Beaucoup d'avis critiques sur cet essais (un des premiers) d'allier opéra et cinéma, autrement qu'en filmant des chanteurs sur une scène.
Tout n'est pas parfait dans ce film ... qui reste bien un opéra... Une Zerline de plus de 40 ans, ça passe sur scène, mais au cinéma, en gros plan ... Ca prête à sourire. En mode cinéma c'est même pour moi franchement gênant ( En me mettant à la place de mes connaissance qui ne connaissent pas les "codes" de l'opéra). Le commandeur quant à lui, malgré son grimage paraît trop jeune, et, le plus regrettable pour l'aspect musical, sa voix correspond insuffisamment au caractère du personnage. Elle ne parvient pas à nous faire trembler: c'est un comble! Don Juan lui tient la dragée haute. En plus, sa statue finale est (on peine à comprendre pourquoi) trop modeste. Masetto, lui, n'a de cesse de rouler des yeux et grimacer comme s'il était sur une scène à 20 mètres de nous, ce qui lui donne, à plus d'une reprise, l'air désuet (pour ne pas dire ridicule) d'une vedette égarée du cinéma muet.
Le choix architectural de Palladio, sous toutes ses formes ( Basilique de Vicence, Teatro Olimpico, Villa Rotonda, Villa Emo (Il semble notamment pour la scène de Elvira dans la galerie(?) ), nous replonge ... en pleins décors naturels d'opéra... alors que le film était sensé nous en éloigner ...
C'est évidemment superbe, j'apprécie personnellement beaucoup, mais quoi de plus 'décors' que cette architecture Italienne baroque et classique. En quelque sorte, on nous sort de l'opéra par la petite porte pour nous y ramener par la grande. C'est l'opéra dans la vie ! La boucle est bouclée. La démarche est intéressante, et semble confirmée par l'usage appuyé des perspectives faussées du Teatro Olympico qui jouent de la désorientations de tous: protagonistes (re)devenant acteurs, spectateurs dans le film et spectateurs dans la vraie vie face à la toile de cinéma.
Et avec tout cela, le plus et aussi le moins,... la sauce prend! On reste subjugué par la richesse et le rythme de l'ensemble. Don Giovanni exulte, inquiétant, féroce, jubilatoire. Le rôle porte le film. Mais il n'est pas sans magistrales répliques : Dona Elvira et Leporello, en particulier, restent gravés dans nos mémoires bien après la projection.

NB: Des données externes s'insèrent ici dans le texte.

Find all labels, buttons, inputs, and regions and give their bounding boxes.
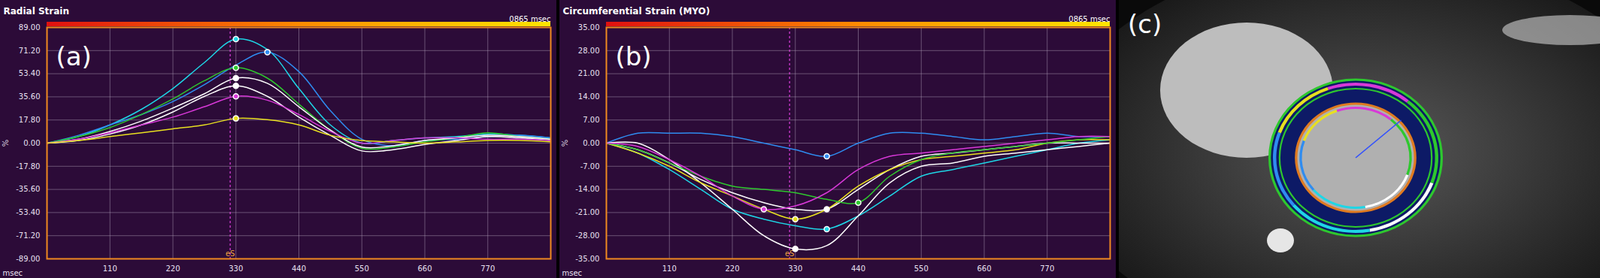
svg-text:550: 550 bbox=[914, 264, 929, 273]
svg-text:%: % bbox=[1, 139, 10, 148]
svg-text:440: 440 bbox=[851, 264, 866, 273]
svg-text:-28.00: -28.00 bbox=[575, 231, 600, 240]
svg-text:-89.00: -89.00 bbox=[15, 254, 40, 264]
svg-text:-21.00: -21.00 bbox=[575, 208, 600, 217]
svg-text:28.00: 28.00 bbox=[578, 46, 600, 55]
svg-text:-53.40: -53.40 bbox=[15, 208, 40, 217]
svg-text:%: % bbox=[560, 139, 570, 148]
svg-text:330: 330 bbox=[787, 264, 803, 273]
svg-text:7.00: 7.00 bbox=[582, 115, 600, 125]
svg-text:-35.00: -35.00 bbox=[575, 254, 600, 264]
svg-text:220: 220 bbox=[165, 264, 180, 273]
svg-text:-7.00: -7.00 bbox=[580, 162, 600, 171]
svg-text:660: 660 bbox=[976, 264, 991, 273]
svg-text:89.00: 89.00 bbox=[18, 23, 41, 32]
svg-text:71.20: 71.20 bbox=[18, 46, 41, 55]
svg-text:eS: eS bbox=[225, 249, 236, 258]
svg-text:-35.60: -35.60 bbox=[15, 184, 40, 194]
svg-text:550: 550 bbox=[354, 264, 370, 273]
svg-text:35.60: 35.60 bbox=[18, 92, 41, 101]
svg-text:53.40: 53.40 bbox=[18, 69, 41, 78]
svg-text:660: 660 bbox=[417, 264, 432, 273]
svg-text:110: 110 bbox=[103, 264, 118, 273]
svg-text:440: 440 bbox=[291, 264, 307, 273]
svg-text:21.00: 21.00 bbox=[578, 69, 600, 78]
svg-text:msec: msec bbox=[562, 269, 583, 278]
svg-text:110: 110 bbox=[662, 264, 677, 273]
svg-text:14.00: 14.00 bbox=[578, 92, 600, 101]
svg-text:770: 770 bbox=[1039, 264, 1055, 273]
svg-text:(b): (b) bbox=[615, 41, 652, 72]
svg-text:msec: msec bbox=[3, 269, 24, 278]
svg-text:35.00: 35.00 bbox=[578, 23, 600, 32]
svg-text:0.00: 0.00 bbox=[23, 139, 40, 148]
svg-text:770: 770 bbox=[480, 264, 495, 273]
svg-text:17.80: 17.80 bbox=[18, 115, 41, 125]
svg-text:Radial Strain: Radial Strain bbox=[3, 6, 70, 17]
svg-text:-14.00: -14.00 bbox=[575, 184, 600, 194]
svg-text:0865 msec: 0865 msec bbox=[1068, 14, 1111, 24]
svg-text:Circumferential Strain (MYO): Circumferential Strain (MYO) bbox=[563, 6, 711, 17]
svg-text:0865 msec: 0865 msec bbox=[509, 14, 551, 24]
svg-text:330: 330 bbox=[228, 264, 243, 273]
svg-text:(c): (c) bbox=[1127, 9, 1162, 40]
svg-text:(a): (a) bbox=[56, 41, 92, 72]
svg-text:eS: eS bbox=[784, 249, 795, 258]
svg-text:-71.20: -71.20 bbox=[15, 231, 40, 240]
svg-text:0.00: 0.00 bbox=[582, 139, 600, 148]
svg-text:-17.80: -17.80 bbox=[15, 162, 40, 171]
svg-text:220: 220 bbox=[724, 264, 740, 273]
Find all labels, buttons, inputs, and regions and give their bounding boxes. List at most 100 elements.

Cet opéra est une fête somptueuse et on ne se lasse pas de le visionner. Evidemment, je ne suis ni puriste, ni grand spécialiste (Heureusement peut être).
Espérons que l'un ou l'autre réalisateurs/producteurs de renoms se frotteront encore à ce genre si controversé, pour nous livrer de telles merveilles.

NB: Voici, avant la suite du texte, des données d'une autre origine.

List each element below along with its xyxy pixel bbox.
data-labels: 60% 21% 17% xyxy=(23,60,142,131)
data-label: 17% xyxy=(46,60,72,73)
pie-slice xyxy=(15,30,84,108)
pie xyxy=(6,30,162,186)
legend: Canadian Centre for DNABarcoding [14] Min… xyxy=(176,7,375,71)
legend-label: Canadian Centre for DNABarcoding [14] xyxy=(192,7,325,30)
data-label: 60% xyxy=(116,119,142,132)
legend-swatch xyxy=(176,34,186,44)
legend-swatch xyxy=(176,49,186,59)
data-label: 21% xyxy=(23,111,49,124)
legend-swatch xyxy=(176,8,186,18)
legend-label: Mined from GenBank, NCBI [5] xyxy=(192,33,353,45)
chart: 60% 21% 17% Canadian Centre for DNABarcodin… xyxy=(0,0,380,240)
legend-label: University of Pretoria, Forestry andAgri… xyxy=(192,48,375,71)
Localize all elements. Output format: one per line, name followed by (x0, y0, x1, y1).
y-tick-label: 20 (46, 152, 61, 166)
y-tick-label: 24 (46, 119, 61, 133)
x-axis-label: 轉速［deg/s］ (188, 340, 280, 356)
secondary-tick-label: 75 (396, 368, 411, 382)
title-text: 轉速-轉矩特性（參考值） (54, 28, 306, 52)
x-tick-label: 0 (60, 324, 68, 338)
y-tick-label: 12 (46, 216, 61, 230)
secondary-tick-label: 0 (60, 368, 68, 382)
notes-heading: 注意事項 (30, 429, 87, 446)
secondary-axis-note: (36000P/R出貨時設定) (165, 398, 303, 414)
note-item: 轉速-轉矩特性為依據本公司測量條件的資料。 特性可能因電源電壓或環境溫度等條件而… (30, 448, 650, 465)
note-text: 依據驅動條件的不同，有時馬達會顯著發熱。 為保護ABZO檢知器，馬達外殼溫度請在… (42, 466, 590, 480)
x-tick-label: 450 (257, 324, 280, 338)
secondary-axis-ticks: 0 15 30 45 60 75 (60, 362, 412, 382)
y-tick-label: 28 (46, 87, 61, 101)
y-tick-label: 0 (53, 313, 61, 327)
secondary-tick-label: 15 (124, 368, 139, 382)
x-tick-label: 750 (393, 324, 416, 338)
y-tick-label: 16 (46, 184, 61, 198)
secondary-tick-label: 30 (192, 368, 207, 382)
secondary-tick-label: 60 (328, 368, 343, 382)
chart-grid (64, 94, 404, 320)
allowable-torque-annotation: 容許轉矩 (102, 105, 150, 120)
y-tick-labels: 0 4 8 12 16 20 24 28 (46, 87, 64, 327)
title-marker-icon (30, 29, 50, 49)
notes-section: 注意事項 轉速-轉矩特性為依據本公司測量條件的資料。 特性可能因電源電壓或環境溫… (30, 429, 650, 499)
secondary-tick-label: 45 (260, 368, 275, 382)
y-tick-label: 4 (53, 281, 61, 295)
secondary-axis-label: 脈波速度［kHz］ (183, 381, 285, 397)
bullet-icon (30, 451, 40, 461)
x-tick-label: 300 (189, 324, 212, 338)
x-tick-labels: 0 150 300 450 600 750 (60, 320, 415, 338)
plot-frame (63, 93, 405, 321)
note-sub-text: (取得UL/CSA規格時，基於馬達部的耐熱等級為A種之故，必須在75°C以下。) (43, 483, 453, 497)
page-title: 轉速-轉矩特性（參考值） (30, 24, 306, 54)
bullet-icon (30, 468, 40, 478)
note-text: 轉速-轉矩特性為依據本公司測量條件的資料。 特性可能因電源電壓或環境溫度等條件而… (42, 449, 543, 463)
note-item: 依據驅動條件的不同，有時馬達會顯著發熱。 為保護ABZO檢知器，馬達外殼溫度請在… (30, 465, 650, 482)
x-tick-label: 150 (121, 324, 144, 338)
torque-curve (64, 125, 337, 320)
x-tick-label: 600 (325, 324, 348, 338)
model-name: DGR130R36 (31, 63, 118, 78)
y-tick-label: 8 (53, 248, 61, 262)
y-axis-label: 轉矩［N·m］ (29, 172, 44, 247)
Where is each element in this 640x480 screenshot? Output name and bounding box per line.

Pour l'aspect technique de ce blu-ray, j'ai au départ été un peu surpris et déçu par le grain du film.... Mais les spécialistes disent que c'est une belle preuve de respect du support originel. En tout état de cause ce grain est fin, plutôt esthétique et se laisse la plupart du temps oublier. L'image est superbe en projection avec une base de 2,5 m. Les étoffes et matières apparaissent dans toutes leurs richesses, profondeurs et détails. Comme souvent en blu-ray de films anciens, l'une ou l'autre (courtes) scènes sont cependant nettement moins bien définies, sans logique apparente. Peut être un original déjà défectueux?

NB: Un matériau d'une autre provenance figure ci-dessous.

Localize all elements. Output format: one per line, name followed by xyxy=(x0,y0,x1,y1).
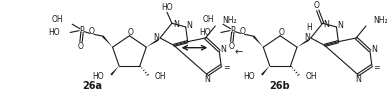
Text: N: N xyxy=(187,21,192,30)
Text: N: N xyxy=(205,75,211,84)
Text: P: P xyxy=(80,26,84,35)
Text: NH₂: NH₂ xyxy=(222,16,237,25)
Polygon shape xyxy=(110,66,119,76)
Text: =: = xyxy=(223,63,229,72)
Polygon shape xyxy=(297,39,309,47)
Text: N: N xyxy=(338,21,343,30)
Text: H: H xyxy=(306,23,312,32)
Text: O: O xyxy=(240,27,245,36)
Polygon shape xyxy=(146,39,159,47)
Text: OH: OH xyxy=(202,15,214,24)
Text: HO: HO xyxy=(200,28,211,37)
Text: O: O xyxy=(229,42,235,51)
Text: NH₂: NH₂ xyxy=(373,16,387,25)
Text: O: O xyxy=(89,27,95,36)
Text: N: N xyxy=(371,45,377,54)
Text: N: N xyxy=(220,45,226,54)
Text: N: N xyxy=(355,75,361,84)
Polygon shape xyxy=(261,66,270,76)
Text: N: N xyxy=(173,20,179,29)
Text: 26b: 26b xyxy=(269,81,290,91)
Text: OH: OH xyxy=(52,15,64,24)
Text: HO: HO xyxy=(93,72,104,81)
Text: P: P xyxy=(230,26,235,35)
Polygon shape xyxy=(102,36,113,47)
Text: O: O xyxy=(78,42,84,51)
Text: O: O xyxy=(127,28,133,37)
Text: OH: OH xyxy=(154,72,166,81)
Text: O: O xyxy=(314,1,319,10)
Text: N: N xyxy=(324,20,330,29)
Text: 26a: 26a xyxy=(82,81,102,91)
Text: ←: ← xyxy=(235,48,243,58)
Polygon shape xyxy=(252,36,263,47)
Text: O: O xyxy=(278,28,284,37)
Text: HO: HO xyxy=(161,3,173,12)
Text: =: = xyxy=(374,63,380,72)
Text: N: N xyxy=(153,34,159,43)
Text: N: N xyxy=(304,34,310,43)
Text: HO: HO xyxy=(49,28,60,37)
Text: OH: OH xyxy=(305,72,317,81)
Text: HO: HO xyxy=(243,72,255,81)
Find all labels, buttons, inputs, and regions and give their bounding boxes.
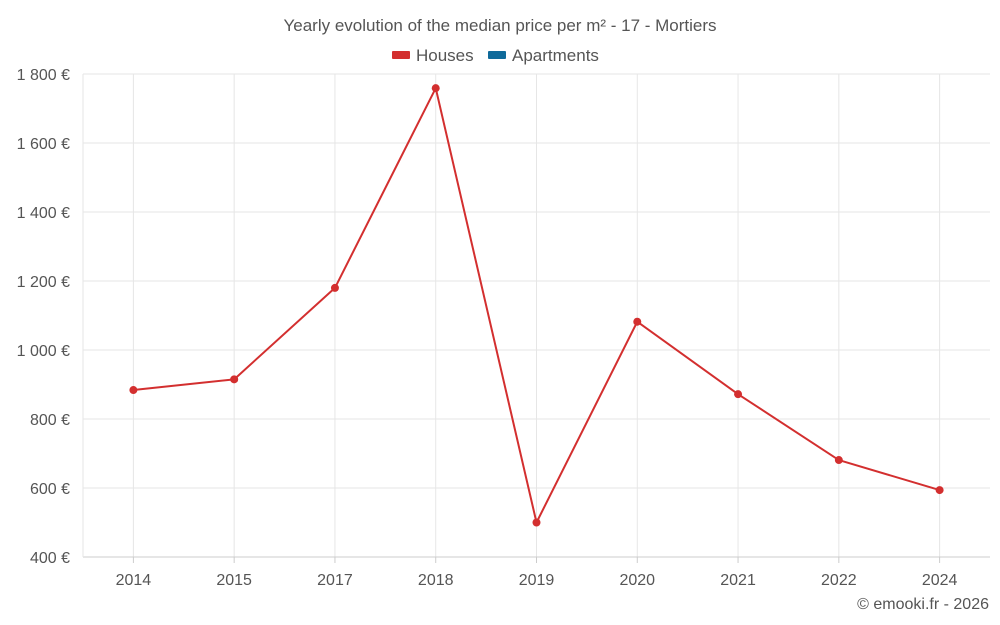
chart-title: Yearly evolution of the median price per… — [283, 16, 716, 35]
y-tick-label: 600 € — [30, 481, 70, 498]
x-tick-label: 2019 — [519, 572, 555, 589]
data-point-2020[interactable] — [633, 317, 642, 326]
y-axis-ticks: 400 € 600 € 800 € 1 000 € 1 200 € 1 400 € 1 60… — [17, 67, 70, 567]
y-tick-label: 1 400 € — [17, 205, 70, 222]
x-tick-label: 2015 — [216, 572, 252, 589]
y-tick-label: 800 € — [30, 412, 70, 429]
data-point-2021[interactable] — [734, 390, 743, 399]
series-houses — [129, 84, 944, 527]
data-point-2015[interactable] — [230, 375, 239, 384]
x-tick-label: 2014 — [116, 572, 152, 589]
y-tick-label: 1 600 € — [17, 136, 70, 153]
chart-legend: Houses Apartments — [392, 46, 599, 65]
x-tick-label: 2024 — [922, 572, 958, 589]
y-tick-label: 1 800 € — [17, 67, 70, 84]
x-tick-label: 2018 — [418, 572, 454, 589]
legend-item-houses[interactable]: Houses — [392, 46, 474, 65]
credit-text: © emooki.fr - 2026 — [857, 596, 989, 613]
y-tick-label: 1 200 € — [17, 274, 70, 291]
legend-label-houses: Houses — [416, 46, 474, 65]
data-point-2017[interactable] — [330, 283, 339, 292]
y-tick-label: 1 000 € — [17, 343, 70, 360]
x-axis-ticks: 2014 2015 2017 2018 2019 2020 2021 2022 2024 — [116, 572, 958, 589]
axes — [82, 74, 990, 563]
x-tick-label: 2017 — [317, 572, 353, 589]
data-point-2019[interactable] — [532, 518, 541, 527]
grid-lines — [83, 73, 990, 557]
x-tick-label: 2021 — [720, 572, 756, 589]
legend-swatch-apartments — [488, 51, 506, 59]
legend-swatch-houses — [392, 51, 410, 59]
data-point-2018[interactable] — [431, 84, 440, 93]
data-point-2014[interactable] — [129, 386, 138, 395]
data-point-2022[interactable] — [834, 456, 843, 465]
legend-item-apartments[interactable]: Apartments — [488, 46, 599, 65]
data-point-2024[interactable] — [935, 486, 944, 495]
y-tick-label: 400 € — [30, 550, 70, 567]
legend-label-apartments: Apartments — [512, 46, 599, 65]
x-tick-label: 2020 — [619, 572, 655, 589]
x-tick-label: 2022 — [821, 572, 857, 589]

Au niveau sonore, je n'ai qu'une installation en stéréo + caisson de basse, et le résultat est pour le moins très bon. Bon équilibre entre bande son pré enregistrée à l'Eglise du Liban et bande son d'ambiance des lieux. A ce propos, mon installation défaillante au départ me faisait entendre plus ou moins l'une ou l'autre, et c'était très dérangeant ( Soit musique de très bonne qualité, mais déconnectée de l'ambiance du film, soit le contraire, son d'ambiance présent mais musique trop en retrait ). Important donc de veiller aux bons raccordements sous peine de dégrader la qualité du spectacle.
Pour finir, le boîtier du disque est d'une qualité au dessus de la moyenne : boîte cartonnée et "fourreau" interne cartonné aussi. Ce n'est pas Byzance, on n'y trouve rien d'autre, mais simple et correct. On échappe à ces abominables boîtiers conventionnels en plastique de type "boîte à jambon" (on se demande d'ailleurs qui a pu imaginer de tels repoussoirs à la vente...).